Sauipe is a district in the municipality of Mata de São João, on the northern coast of the state of Bahia, in Brazil. There are few permanent residents there, due to the very high cost of residences and the fact that almost the entire area is filled with hotels and resorts, which form the largest tourist complex in Brazil.

== Toponym ==

The name of district is a reference to a local namesake river. "Sauipe" coming from tupi term saûí'ype, that means "on saguis river's" (saûí, sagui + y, river + pe, on).

== Costa do Sauipe ==

Sauipe is recognized for the complex Costa do Sauipe, which is a major tourist hotel development consisting of five resorts and five inns. It extends over 176 hectares and is 76 kilometers from Salvador Airport. At the moment it is managed by Rio Quente Resorts Group.
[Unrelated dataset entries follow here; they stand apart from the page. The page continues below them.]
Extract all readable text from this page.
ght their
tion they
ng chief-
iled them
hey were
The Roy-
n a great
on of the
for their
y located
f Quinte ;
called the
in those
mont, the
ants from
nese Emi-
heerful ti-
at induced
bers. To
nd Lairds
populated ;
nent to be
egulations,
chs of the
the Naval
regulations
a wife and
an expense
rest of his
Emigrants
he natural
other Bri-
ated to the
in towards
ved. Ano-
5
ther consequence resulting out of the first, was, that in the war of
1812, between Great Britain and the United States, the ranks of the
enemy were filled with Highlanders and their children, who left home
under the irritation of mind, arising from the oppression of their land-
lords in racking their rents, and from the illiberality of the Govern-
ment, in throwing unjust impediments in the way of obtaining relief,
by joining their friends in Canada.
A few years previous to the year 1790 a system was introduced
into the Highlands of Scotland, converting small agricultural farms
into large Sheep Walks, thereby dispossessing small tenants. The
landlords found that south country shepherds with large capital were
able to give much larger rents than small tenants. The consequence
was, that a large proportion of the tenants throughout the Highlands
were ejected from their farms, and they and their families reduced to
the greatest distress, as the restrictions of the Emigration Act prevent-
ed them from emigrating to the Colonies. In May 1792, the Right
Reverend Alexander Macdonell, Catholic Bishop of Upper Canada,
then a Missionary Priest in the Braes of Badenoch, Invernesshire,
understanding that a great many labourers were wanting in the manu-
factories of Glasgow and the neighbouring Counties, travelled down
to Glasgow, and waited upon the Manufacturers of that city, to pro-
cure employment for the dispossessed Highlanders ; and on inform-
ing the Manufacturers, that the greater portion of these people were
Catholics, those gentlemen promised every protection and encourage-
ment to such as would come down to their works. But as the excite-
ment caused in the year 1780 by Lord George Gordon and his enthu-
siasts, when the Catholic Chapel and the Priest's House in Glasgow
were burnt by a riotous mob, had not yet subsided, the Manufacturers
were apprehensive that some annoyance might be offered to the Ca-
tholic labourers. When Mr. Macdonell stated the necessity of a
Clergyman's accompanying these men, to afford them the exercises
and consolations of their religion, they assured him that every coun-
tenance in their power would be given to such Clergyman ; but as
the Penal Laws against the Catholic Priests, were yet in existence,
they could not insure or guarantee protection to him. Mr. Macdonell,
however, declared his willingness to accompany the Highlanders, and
Due to its size, it has already received events such as a world tennis tournament, the Brasil Open from 2001 to 2011, the 2001 Beach Soccer World Championship, the XXXVI Ordinary Meeting of the Mercosur Common Market Council, the 2014 FIFA World Cup draw, and currently another tennis tournament, the Costa do Sauípe Open that started in 2025.

Next to the tourist complex, Eco Parque Sauipe is located, which attracts tourists by the biodiversity of the ecosystem of the conjunction between small stretches of restinga and mangroves surrounded by the Atlantic Forest, all in 66 hectares.